Every once in a while you encounter something that affects you on a deep deep level. It triggers a memory, either very bad, or very good… but usually very bad. Your brain goes into warp drive, tunnel of stars, and you are back in that spot again, lost in your mind.
From the outside you look like you are in a trance. Friends call your name over and over, and you, standing in your personal mind-holodeck hear only a faint voice coming from the imaginary room next door.
Then you come to. In your hand is the worst beer you have ever tasted in your life. An absolute abhorration. Not only does it taste terrible, it releases horrible memories buried deep in your mind. It is so abominable that it is not even worth spelling “aberration” correctly.
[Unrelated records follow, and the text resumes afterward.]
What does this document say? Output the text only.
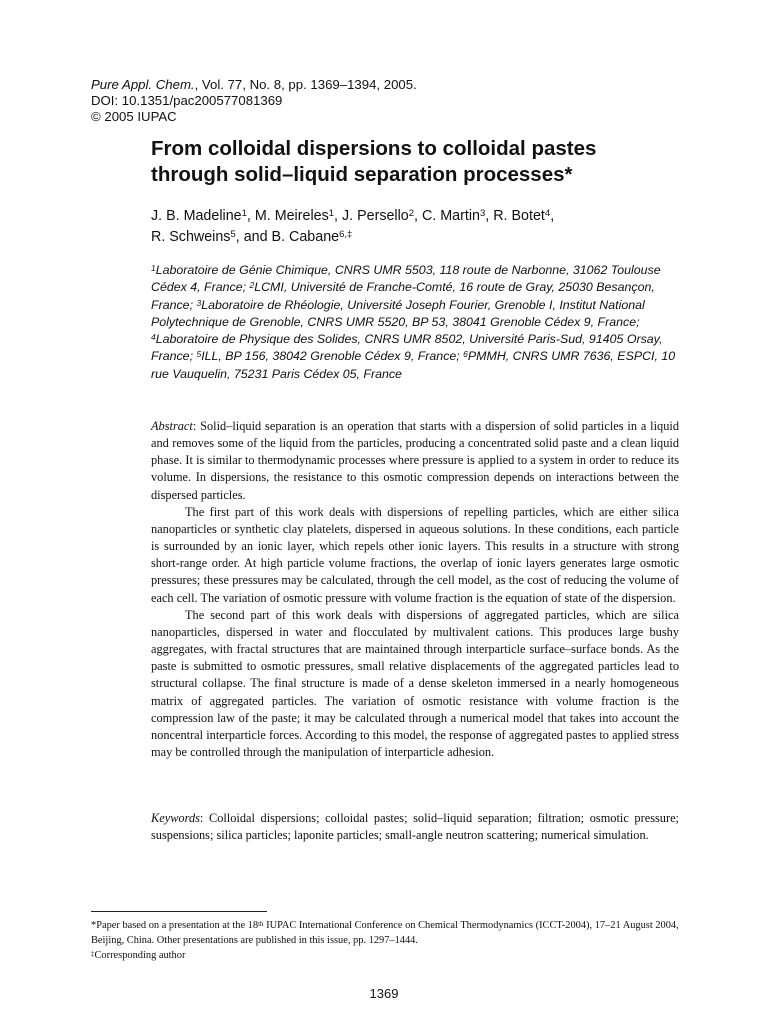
Pure Appl. Chem., Vol. 77, No. 8, pp. 1369–1394, 2005.
DOI: 10.1351/pac200577081369
© 2005 IUPAC
From colloidal dispersions to colloidal pastes
through solid–liquid separation processes*
J. B. Madeline$^1$, M. Meireles$^1$, J. Persello$^2$, C. Martin$^3$, R. Botet$^4$,
R. Schweins$^5$, and B. Cabane$^{6,\ddagger}$
$^1$Laboratoire de Génie Chimique, CNRS UMR 5503, 118 route de Narbonne, 31062 Toulouse Cédex 4, France; $^2$LCMI, Université de Franche-Comté, 16 route de Gray, 25030 Besançon, France; $^3$Laboratoire de Rhéologie, Université Joseph Fourier, Grenoble I, Institut National Polytechnique de Grenoble, CNRS UMR 5520, BP 53, 38041 Grenoble Cédex 9, France; $^4$Laboratoire de Physique des Solides, CNRS UMR 8502, Université Paris-Sud, 91405 Orsay, France; $^5$ILL, BP 156, 38042 Grenoble Cédex 9, France; $^6$PMMH, CNRS UMR 7636, ESPCI, 10 rue Vauquelin, 75231 Paris Cédex 05, France

Abstract: Solid–liquid separation is an operation that starts with a dispersion of solid particles in a liquid and removes some of the liquid from the particles, producing a concentrated solid paste and a clean liquid phase. It is similar to thermodynamic processes where pressure is applied to a system in order to reduce its volume. In dispersions, the resistance to this osmotic compression depends on interactions between the dispersed particles.

The first part of this work deals with dispersions of repelling particles, which are either silica nanoparticles or synthetic clay platelets, dispersed in aqueous solutions. In these conditions, each particle is surrounded by an ionic layer, which repels other ionic layers. This results in a structure with strong short-range order. At high particle volume fractions, the overlap of ionic layers generates large osmotic pressures; these pressures may be calculated, through the cell model, as the cost of reducing the volume of each cell. The variation of osmotic pressure with volume fraction is the equation of state of the dispersion.

The second part of this work deals with dispersions of aggregated particles, which are silica nanoparticles, dispersed in water and flocculated by multivalent cations. This produces large bushy aggregates, with fractal structures that are maintained through interparticle surface–surface bonds. As the paste is submitted to osmotic pressures, small relative displacements of the aggregated particles lead to structural collapse. The final structure is made of a dense skeleton immersed in a nearly homogeneous matrix of aggregated particles. The variation of osmotic resistance with volume fraction is the compression law of the paste; it may be calculated through a numerical model that takes into account the noncentral interparticle forces. According to this model, the response of aggregated pastes to applied stress may be controlled through the manipulation of interparticle adhesion.

Keywords: Colloidal dispersions; colloidal pastes; solid–liquid separation; filtration; osmotic pressure; suspensions; silica particles; laponite particles; small-angle neutron scattering; numerical simulation.

*Paper based on a presentation at the 18th IUPAC International Conference on Chemical Thermodynamics (ICCT-2004), 17–21 August 2004, Beijing, China. Other presentations are published in this issue, pp. 1297–1444.

‡Corresponding author

1369
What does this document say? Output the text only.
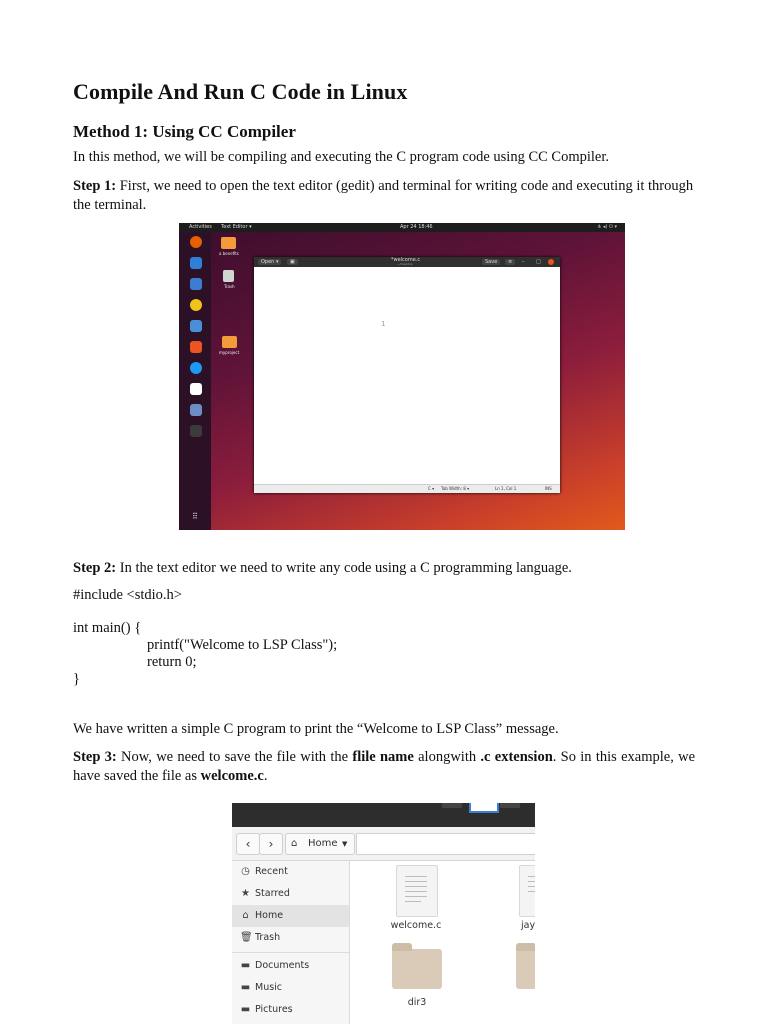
Compile And Run C Code in Linux
Method 1: Using CC Compiler

In this method, we will be compiling and executing the C program code using CC Compiler.

Step 1: First, we need to open the text editor (gedit) and terminal for writing code and executing it through the terminal.

Activities Text Editor ▾	Apr 24 18:46	⋔ ◂) ⏻ ▾
⠿
a benefits
Trash
myproject
Open ▾	▣	*welcome.c
~/Desktop	Save	≡	– □
1
C ▾ Tab Width: 8 ▾	Ln 1, Col 1	INS

Step 2: In the text editor we need to write any code using a C programming language.

#include <stdio.h>
int main() {
printf("Welcome to LSP Class");
return 0;
}

We have written a simple C program to print the “Welcome to LSP Class” message.

Step 3: Now, we need to save the file with the flile name alongwith .c extension. So in this example, we have saved the file as welcome.c.

‹	›	⌂ Home ▼
◷ Recent
★ Starred
⌂ Home
🗑 Trash
▬ Documents
▬ Music
▬ Pictures
welcome.c	jay
dir3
It needs its own word, like “abhorrobinable.”
Like a trojan horse, this bottle houses an invasion of inherent terribleness approaching that of death itself.
I have not smelled a cadaver since 1999, but it is a smell I will never forget. What I did not know about this smell is that it can be replicated perfectly by mixing “honey, orange peel, cinnamon powder and vanilla extract” into the usual mix of water, sorghum and brown rice extract, hops and yeast.
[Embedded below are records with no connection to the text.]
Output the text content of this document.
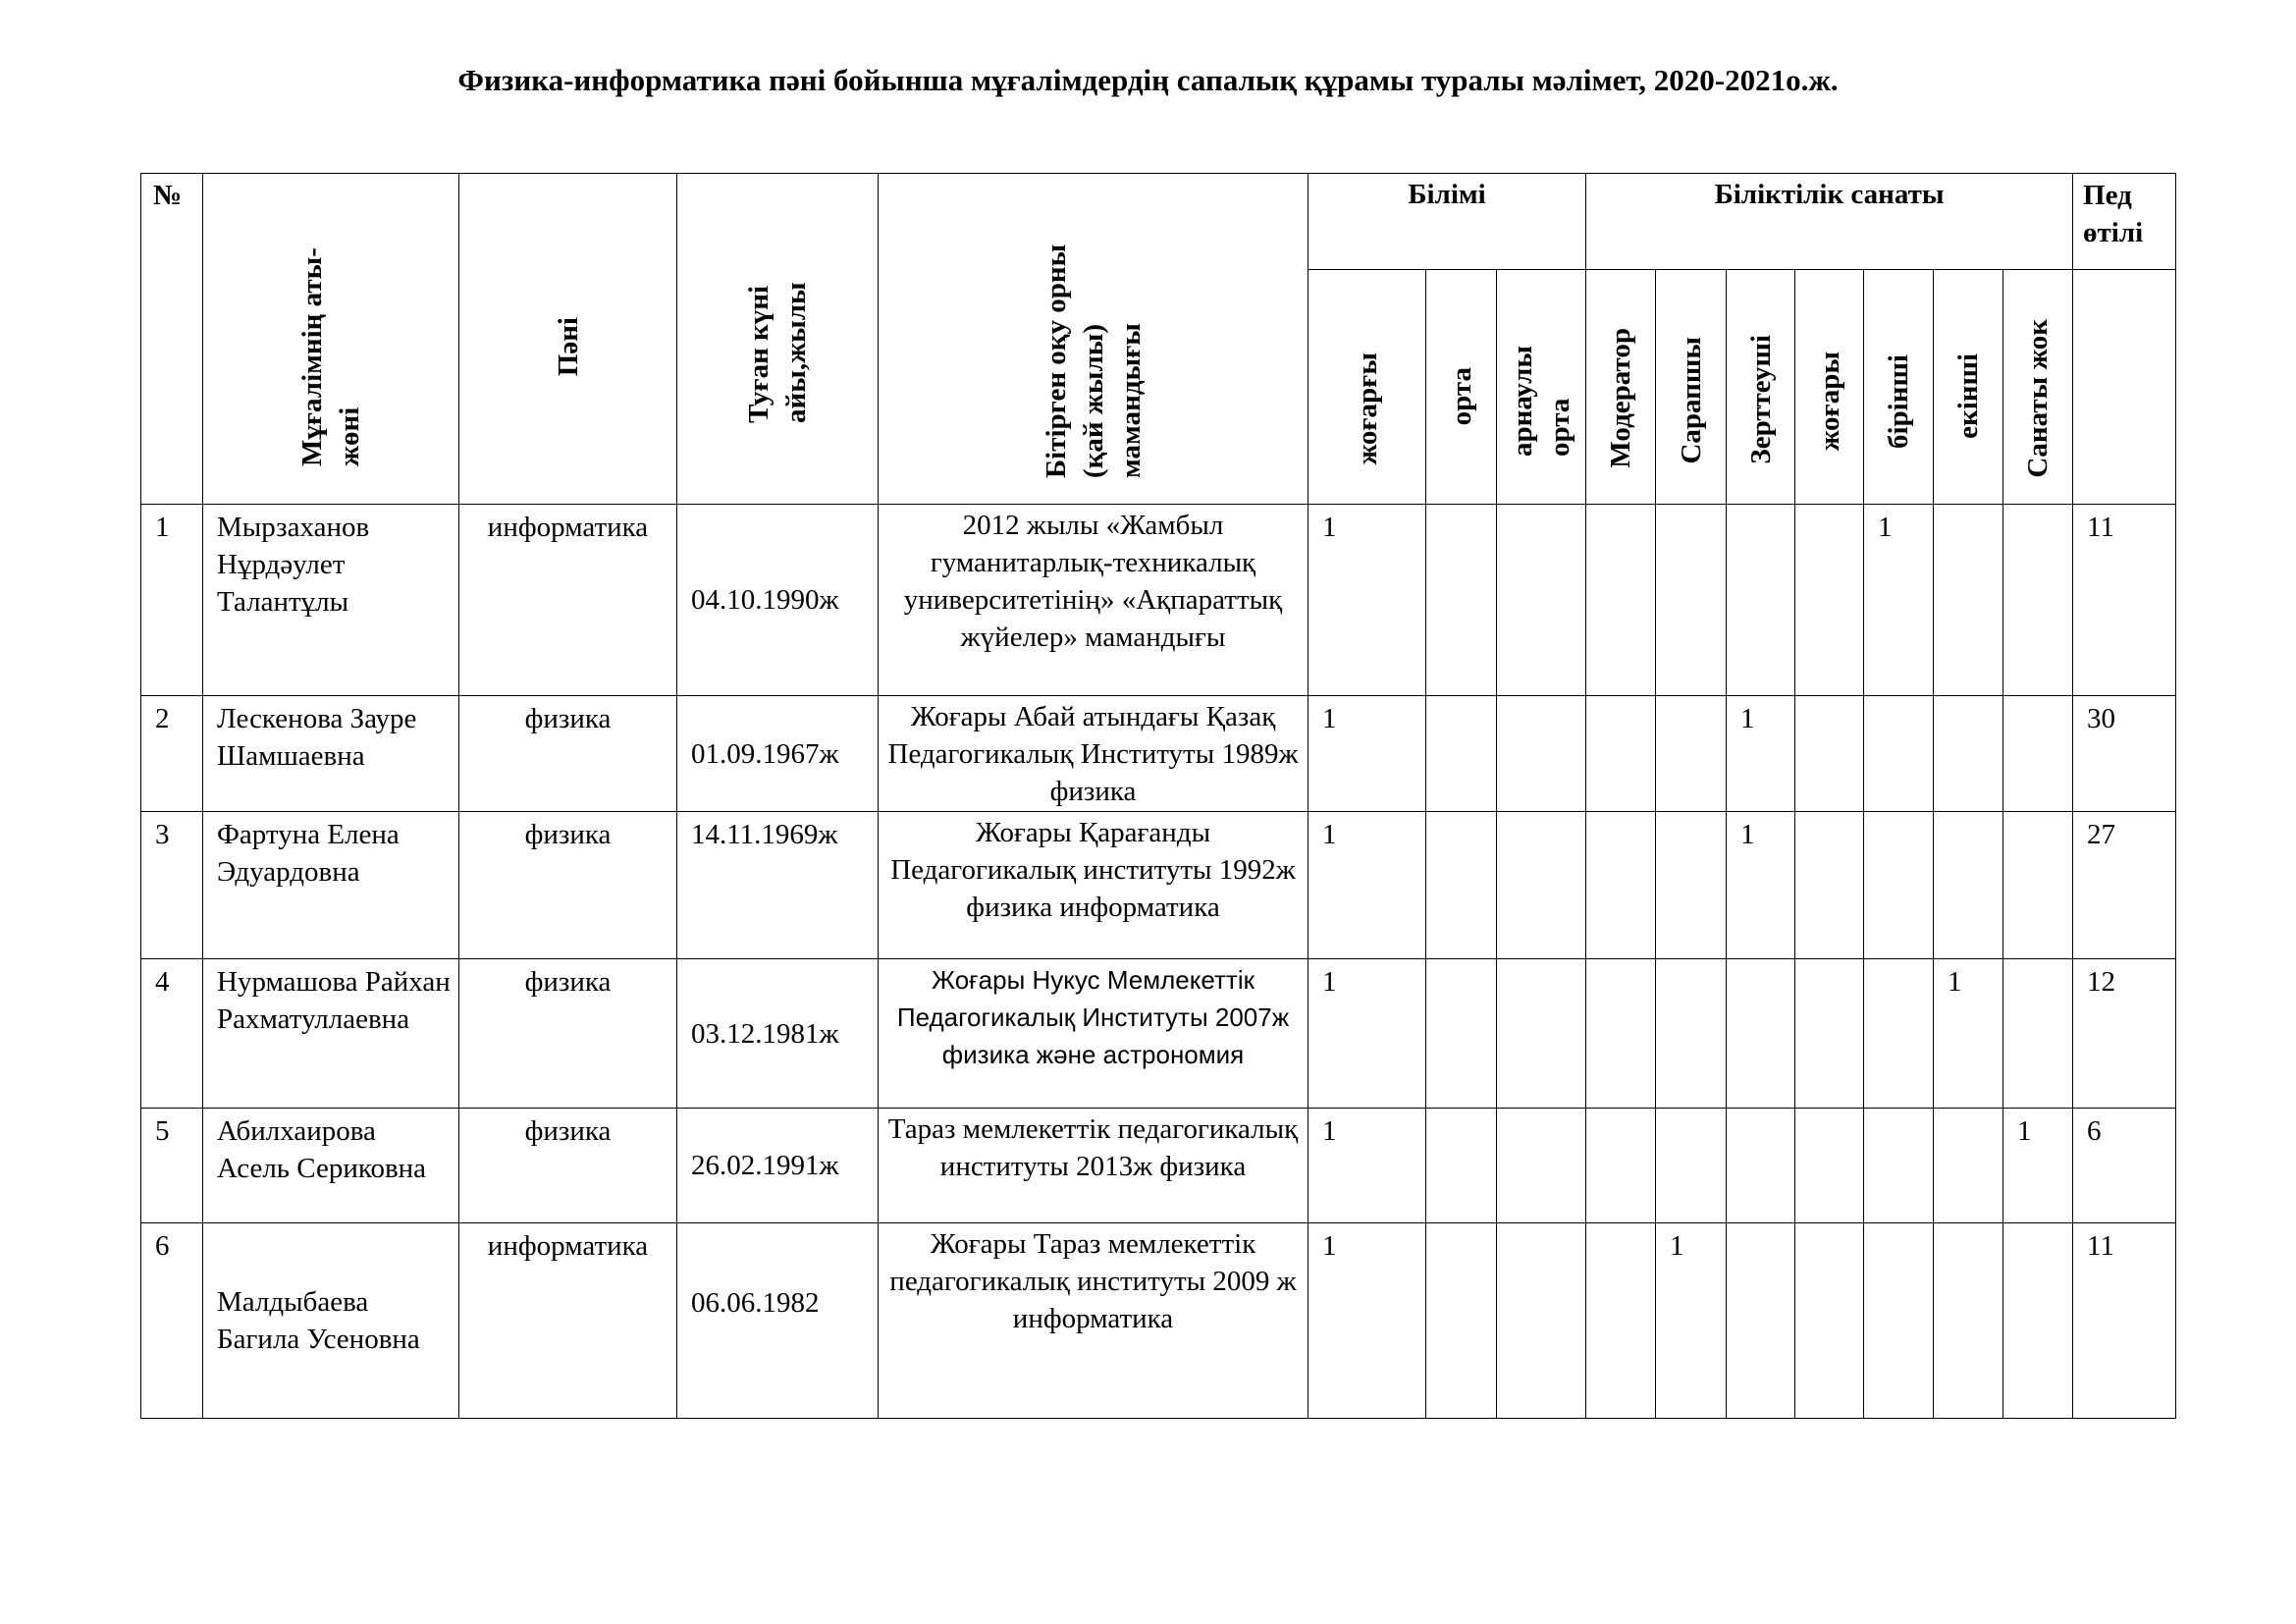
Физика-информатика пәні бойынша мұғалімдердің сапалық құрамы туралы мәлімет, 2020-2021о.ж.
№	Мұғалімнің аты-жөні	Пәні	Туған күні айы,жылы	Бітірген оқу орны (қай жылы) мамандығы	Білімі			Біліктілік санаты							Пед өтілі

					жоғарғы	орта	арнаулы орта	Модератор	Сарапшы	Зерттеуші	жоғары	бірінші	екінші	Санаты жок	

1	Мырзаханов Нұрдәулет Талантұлы	информатика	04.10.1990ж	2012 жылы «Жамбыл гуманитарлық-техникалық университетінің» «Ақпараттық жүйелер» мамандығы	1							1			11
2	Лескенова Зауре Шамшаевна	физика	01.09.1967ж	Жоғары Абай атындағы Қазақ Педагогикалық Институты 1989ж физика	1					1					30
3	Фартуна Елена Эдуардовна	физика	14.11.1969ж	Жоғары Қарағанды Педагогикалық институты 1992ж физика информатика	1					1					27
4	Нурмашова Райхан Рахматуллаевна	физика	03.12.1981ж	Жоғары Нукус Мемлекеттік Педагогикалық Институты 2007ж физика және астрономия	1								1		12
5	Абилхаирова Асель Сериковна	физика	26.02.1991ж	Тараз мемлекеттік педагогикалық институты 2013ж физика	1									1	6
6	Малдыбаева Багила Усеновна	информатика	06.06.1982	Жоғары Тараз мемлекеттік педагогикалық институты 2009 ж информатика	1				1						11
This is truly a devilish creation.
It is written on the bottle that “New Planet Beer chooses to support organizations that help our planet.” That’s nice, but no halo in the world will make me think this beer is good.
Another trend that I have noticed is that really truly shitty beers use the word “Belgian” in their name.
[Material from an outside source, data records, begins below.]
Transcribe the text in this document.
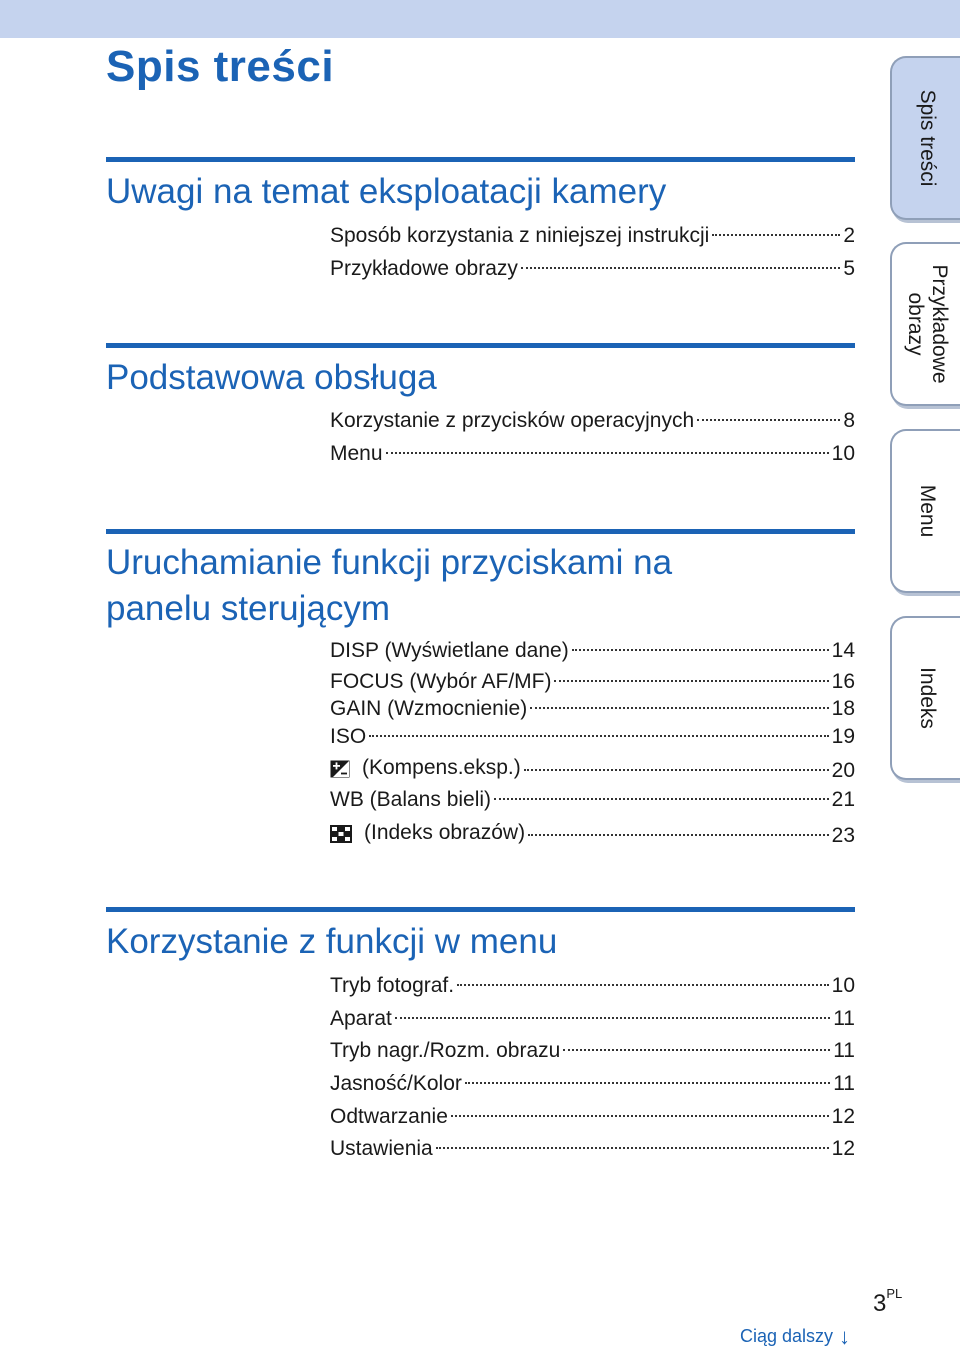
Spis treści
Uwagi na temat eksploatacji kamery
Sposób korzystania z niniejszej instrukcji	2
Przykładowe obrazy	5
Podstawowa obsługa
Korzystanie z przycisków operacyjnych	8
Menu	10
Uruchamianie funkcji przyciskami na
panelu sterującym
DISP (Wyświetlane dane)	14
FOCUS (Wybór AF/MF)	16
GAIN (Wzmocnienie)	18
ISO	19
(Kompens.eksp.)	20
WB (Balans bieli)	21
(Indeks obrazów)	23
Korzystanie z funkcji w menu
Tryb fotograf.	10
Aparat	11
Tryb nagr./Rozm. obrazu	11
Jasność/Kolor	11
Odtwarzanie	12
Ustawienia	12
Spis treści
Przykładowe
obrazy
Menu
Indeks
$3^{PL}$
Ciąg dalszy ↓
There is absolutely nothing “Belgian” about this! Belgium makes the best beer in the world. The only thing that could possibly make this Belgian is if their brewmaster were kicked out of Belgium for creating absolute crap like this!
The only saving grace is that this did not come in a six pack, but a pack of four, (which cost the same as a six pack). Thank the maker I have two fewer of these to dispose of.